The editorial also foresees the Romney campaign flubbing what they view as a simple response to President Obama’s reelection team’s latest salvo – attacking Romney for his summer vacation, his business experience and his sheltering income in tax havens.
Team Obama is now opening up a new assault on Mr. Romney as a job outsourcer with foreign bank accounts, and if the Boston boys let that one go unanswered, they ought to be fired for malpractice.
Kristol joins the the Wall Street Journal editorial’s in criticizing Romney’s campaign. In an opinion piece on Thursday, wonders if Romney will be yet another losing Massachusetts candidate along the same lines of John Kerry and Michael Dukakis.
Adopting a prevent defense when it’s only the second quarter and you’re not even ahead is dubious enough as a strategy. But his campaign’s monomaniacal belief that it’s about the economy and only the economy, and that they need to keep telling us stupid voters that it’s only about the economy, has gone from being an annoying tick to a dangerous self-delusion.
Kristol gives voice to a compliant that has been prevalent among both Romney’s supporters and his opponents – the former governor cannot win the presidency by simply presenting himself as “not-Obama.” Romney needs to present a coherent plan to voters to serve as a reason for them to cast their votes for him rather than simply against the President.

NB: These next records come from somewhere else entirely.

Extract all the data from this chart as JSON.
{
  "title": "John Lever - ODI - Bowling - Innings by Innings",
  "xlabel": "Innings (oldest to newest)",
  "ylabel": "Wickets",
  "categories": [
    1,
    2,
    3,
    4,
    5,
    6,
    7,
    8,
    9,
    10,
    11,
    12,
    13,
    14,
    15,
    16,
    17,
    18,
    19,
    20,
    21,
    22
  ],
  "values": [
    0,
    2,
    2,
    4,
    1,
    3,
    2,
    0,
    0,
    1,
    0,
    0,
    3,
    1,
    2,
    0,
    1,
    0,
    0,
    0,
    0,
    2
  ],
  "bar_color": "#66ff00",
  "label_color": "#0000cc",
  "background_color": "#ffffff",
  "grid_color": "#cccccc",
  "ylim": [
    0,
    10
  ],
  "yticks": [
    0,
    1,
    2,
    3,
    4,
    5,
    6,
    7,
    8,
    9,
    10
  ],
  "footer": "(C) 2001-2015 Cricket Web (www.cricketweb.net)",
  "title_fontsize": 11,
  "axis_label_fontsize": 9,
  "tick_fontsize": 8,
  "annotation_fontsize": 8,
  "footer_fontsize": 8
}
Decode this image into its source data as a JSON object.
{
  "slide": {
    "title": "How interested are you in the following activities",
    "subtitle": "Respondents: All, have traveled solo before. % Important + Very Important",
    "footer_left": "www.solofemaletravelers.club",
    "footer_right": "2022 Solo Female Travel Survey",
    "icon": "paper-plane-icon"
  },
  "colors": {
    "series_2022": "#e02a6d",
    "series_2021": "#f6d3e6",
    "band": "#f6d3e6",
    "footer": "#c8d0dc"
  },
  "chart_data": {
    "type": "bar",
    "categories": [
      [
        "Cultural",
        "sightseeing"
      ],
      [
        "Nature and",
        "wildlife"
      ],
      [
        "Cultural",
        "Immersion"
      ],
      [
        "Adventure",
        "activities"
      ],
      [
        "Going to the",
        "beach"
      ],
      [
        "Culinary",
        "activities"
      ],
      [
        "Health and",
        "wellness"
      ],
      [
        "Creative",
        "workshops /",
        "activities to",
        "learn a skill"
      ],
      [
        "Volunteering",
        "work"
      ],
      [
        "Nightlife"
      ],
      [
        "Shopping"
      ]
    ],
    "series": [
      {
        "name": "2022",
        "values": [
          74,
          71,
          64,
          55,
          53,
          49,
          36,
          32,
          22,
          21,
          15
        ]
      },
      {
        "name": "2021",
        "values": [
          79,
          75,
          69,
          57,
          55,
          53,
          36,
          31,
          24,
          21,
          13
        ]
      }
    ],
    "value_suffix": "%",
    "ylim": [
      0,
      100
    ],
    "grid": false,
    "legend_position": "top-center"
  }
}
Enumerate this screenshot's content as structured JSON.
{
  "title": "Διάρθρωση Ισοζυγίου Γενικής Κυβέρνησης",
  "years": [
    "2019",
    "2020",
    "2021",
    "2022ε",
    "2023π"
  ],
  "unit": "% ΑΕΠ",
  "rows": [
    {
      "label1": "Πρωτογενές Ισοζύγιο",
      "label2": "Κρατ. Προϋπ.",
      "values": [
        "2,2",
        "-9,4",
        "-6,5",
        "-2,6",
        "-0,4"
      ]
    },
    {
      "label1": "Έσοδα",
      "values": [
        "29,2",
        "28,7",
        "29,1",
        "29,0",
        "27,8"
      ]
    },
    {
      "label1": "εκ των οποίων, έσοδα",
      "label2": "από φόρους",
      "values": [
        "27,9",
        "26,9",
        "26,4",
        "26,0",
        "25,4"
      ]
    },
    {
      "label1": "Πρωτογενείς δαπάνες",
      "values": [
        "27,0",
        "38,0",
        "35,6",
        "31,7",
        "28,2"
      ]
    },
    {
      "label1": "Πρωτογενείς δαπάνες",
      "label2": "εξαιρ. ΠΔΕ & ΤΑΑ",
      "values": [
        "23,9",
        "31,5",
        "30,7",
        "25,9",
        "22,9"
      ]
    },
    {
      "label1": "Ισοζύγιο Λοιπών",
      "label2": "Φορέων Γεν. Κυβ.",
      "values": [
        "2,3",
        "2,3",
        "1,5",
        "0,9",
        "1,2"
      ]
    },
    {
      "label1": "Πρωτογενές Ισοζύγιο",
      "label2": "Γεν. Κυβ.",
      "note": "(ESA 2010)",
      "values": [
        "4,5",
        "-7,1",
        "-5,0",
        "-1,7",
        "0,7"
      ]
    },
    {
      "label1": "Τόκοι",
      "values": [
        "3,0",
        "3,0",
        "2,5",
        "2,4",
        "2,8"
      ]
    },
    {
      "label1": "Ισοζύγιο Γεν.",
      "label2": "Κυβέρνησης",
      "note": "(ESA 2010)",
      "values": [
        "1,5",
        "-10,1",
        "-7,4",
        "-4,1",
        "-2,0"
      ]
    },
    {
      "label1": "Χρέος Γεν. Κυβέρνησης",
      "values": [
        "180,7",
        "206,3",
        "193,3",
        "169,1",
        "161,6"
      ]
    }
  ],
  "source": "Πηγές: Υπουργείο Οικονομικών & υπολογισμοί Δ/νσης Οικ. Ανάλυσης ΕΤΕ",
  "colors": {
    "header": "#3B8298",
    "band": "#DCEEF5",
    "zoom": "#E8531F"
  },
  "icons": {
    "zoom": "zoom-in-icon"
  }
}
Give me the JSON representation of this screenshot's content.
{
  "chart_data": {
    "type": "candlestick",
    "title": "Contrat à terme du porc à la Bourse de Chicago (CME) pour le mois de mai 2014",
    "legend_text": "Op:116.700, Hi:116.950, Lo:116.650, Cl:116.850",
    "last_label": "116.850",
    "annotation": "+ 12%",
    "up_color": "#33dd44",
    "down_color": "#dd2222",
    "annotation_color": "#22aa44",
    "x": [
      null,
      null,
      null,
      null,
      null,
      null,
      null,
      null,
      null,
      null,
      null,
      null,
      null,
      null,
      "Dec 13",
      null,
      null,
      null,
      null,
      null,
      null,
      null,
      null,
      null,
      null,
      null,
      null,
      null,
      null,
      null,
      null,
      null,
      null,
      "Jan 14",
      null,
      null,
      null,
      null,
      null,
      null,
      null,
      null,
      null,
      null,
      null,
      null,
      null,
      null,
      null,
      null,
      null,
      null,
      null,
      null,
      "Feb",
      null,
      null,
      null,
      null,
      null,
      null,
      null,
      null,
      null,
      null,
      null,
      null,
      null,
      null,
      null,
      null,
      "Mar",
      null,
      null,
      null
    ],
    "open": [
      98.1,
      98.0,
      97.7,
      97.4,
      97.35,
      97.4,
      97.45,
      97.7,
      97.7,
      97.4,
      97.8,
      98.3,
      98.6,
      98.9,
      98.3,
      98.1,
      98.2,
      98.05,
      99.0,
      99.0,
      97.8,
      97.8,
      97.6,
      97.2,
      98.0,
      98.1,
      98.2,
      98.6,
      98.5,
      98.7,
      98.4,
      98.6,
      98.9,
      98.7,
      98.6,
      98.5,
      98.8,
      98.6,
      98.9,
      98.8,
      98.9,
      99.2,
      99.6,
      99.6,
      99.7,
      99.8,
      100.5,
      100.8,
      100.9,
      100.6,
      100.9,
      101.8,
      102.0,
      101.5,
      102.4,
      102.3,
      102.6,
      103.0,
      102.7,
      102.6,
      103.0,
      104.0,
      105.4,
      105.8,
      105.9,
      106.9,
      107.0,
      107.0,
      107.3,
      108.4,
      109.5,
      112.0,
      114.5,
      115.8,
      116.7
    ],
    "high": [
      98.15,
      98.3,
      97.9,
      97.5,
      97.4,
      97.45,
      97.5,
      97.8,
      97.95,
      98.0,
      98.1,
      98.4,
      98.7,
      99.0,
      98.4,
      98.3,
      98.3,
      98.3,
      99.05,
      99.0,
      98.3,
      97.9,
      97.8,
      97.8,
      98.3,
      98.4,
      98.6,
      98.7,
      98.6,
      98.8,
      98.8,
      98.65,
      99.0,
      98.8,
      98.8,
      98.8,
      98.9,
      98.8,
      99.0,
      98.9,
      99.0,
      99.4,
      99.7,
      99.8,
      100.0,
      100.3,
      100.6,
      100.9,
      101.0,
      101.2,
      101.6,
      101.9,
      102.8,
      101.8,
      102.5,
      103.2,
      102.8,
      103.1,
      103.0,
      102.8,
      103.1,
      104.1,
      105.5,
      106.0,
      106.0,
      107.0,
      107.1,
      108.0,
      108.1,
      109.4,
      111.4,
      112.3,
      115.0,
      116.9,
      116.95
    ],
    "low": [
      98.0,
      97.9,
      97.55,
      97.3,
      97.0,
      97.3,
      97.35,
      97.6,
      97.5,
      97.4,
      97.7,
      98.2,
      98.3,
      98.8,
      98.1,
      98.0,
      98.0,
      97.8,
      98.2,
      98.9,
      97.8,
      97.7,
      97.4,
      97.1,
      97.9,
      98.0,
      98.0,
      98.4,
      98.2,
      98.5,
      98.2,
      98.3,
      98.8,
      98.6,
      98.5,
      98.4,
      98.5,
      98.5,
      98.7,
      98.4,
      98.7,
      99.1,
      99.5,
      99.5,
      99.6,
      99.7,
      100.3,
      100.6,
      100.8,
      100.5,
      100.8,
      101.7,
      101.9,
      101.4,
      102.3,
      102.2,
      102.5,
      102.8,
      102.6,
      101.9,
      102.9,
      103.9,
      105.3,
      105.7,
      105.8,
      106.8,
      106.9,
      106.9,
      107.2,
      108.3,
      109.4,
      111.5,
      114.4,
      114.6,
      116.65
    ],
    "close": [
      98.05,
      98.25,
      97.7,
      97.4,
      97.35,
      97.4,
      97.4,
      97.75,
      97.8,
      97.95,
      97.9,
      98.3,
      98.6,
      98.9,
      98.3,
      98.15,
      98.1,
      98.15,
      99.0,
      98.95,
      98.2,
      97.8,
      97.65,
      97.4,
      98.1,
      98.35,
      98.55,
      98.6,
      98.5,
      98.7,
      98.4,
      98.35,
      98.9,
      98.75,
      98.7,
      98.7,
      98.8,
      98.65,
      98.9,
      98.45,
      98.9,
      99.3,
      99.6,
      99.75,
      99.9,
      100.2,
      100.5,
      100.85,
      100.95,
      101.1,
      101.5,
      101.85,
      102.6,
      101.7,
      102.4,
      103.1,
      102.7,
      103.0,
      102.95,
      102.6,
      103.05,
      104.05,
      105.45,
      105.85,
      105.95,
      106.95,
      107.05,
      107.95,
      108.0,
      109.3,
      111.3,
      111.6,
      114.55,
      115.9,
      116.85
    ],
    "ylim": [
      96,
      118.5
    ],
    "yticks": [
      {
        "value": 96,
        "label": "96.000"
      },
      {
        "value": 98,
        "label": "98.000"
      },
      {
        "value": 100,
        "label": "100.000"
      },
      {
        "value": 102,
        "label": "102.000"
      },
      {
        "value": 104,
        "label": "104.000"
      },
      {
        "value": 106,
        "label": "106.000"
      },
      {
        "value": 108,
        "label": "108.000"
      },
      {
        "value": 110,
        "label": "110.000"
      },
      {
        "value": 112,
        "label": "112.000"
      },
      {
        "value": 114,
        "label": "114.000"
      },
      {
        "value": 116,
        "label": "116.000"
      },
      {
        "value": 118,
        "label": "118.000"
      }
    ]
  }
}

So far, the Romney campaign doesn’t resemble the Clinton campaign. It seems to be following more comfortably in the tradition of the five post-Cold War Republican presidential candidates who preceded Romney. They received 37.5 percent, 40.7 percent, 47.9 percent, 50.7 percent, and 45.7 percent of the vote, respectively. The average GOP presidential vote in these last five elections was 44.5 percent. In the last three, it was 48.1 percent. Give Romney an extra point for voter disillusionment with Obama, and a half-point for being better financed than his predecessors. It still strikes me as a path to (narrow) defeat.
President Obama is running from the economy which has stalled under his tenure. It is a tough road to convince voters that things could have been worse — trying to prove a negative is difficult for any social scientist and near impossible for a politician. However, the Romney campaign’s series of unforced errors are leaving the Republican candidate’s supporters uneasy. While they think it will be hard for Obama to win in November, it is far easier for Romney to lose. So far, the former Massachusetts governor is off to a rocky start.